Adam yüzünü yaklaştırdığında gülümsedi. " Kaç kişi istiyorsun?"
Namjoon arkasını dönüp, koridorun girişinde duran Yoongi'ye baktı. Adamın arkasında, onun omuzlarının üzerinden salona bakmaya çalışan Jang Mi görünüyordu. Yoongi Jang Mi'yi zapt etmeye çalışıyordu.
Namjoon tekrar ekrana dönüp adama bakmadan " Yirmi fedai. Üç tane de asansörcü." dedi.
Yaşlı doğulu kaşlarını çattı. " Gerçekten sıçmışsınız Namjoon, bu senin rütbeni gözden geçirmeme neden olacak."
Namjoon saygılı bir şekilde " Biliyorum." dedi.
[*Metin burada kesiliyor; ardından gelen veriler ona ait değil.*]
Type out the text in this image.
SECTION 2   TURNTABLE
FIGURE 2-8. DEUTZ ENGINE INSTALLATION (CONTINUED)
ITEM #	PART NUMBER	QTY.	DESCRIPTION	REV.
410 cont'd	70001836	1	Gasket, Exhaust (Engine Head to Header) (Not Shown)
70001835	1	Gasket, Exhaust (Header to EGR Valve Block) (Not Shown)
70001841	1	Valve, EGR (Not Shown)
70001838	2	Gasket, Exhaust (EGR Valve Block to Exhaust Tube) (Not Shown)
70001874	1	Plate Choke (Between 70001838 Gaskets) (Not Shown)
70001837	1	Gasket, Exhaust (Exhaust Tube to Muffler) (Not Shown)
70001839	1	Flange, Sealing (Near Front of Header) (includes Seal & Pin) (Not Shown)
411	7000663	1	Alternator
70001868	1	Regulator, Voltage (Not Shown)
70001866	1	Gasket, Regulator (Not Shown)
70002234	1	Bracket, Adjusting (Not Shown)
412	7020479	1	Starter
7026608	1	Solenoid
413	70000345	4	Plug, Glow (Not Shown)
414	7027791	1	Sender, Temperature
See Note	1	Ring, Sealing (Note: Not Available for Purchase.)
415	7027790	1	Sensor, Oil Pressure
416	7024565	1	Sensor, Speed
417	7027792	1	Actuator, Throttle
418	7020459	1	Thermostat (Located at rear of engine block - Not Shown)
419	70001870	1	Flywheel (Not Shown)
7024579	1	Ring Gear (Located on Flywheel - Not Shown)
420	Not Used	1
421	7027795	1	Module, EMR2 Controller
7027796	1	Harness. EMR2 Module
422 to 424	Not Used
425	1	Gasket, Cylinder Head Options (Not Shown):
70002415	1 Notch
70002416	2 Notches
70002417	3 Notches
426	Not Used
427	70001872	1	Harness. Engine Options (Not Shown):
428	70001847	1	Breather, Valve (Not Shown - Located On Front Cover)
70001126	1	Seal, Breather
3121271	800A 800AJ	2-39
Ekran kapandığında köşeye sinmiş ağlayan Tae'yi yakasından tutup koltuğuna oturttu. Çocuğun sırtını sıvazlayarak " Mekânın kodunu gönder." dedi.
Yoongi yaralı kızı bilek zoruyla koridorun ortasına kadar götürmüştü ama kız şimdi aynı güçle karşılık veriyor bir yandan ağlayarak Hae'nin adını bağırıyordu.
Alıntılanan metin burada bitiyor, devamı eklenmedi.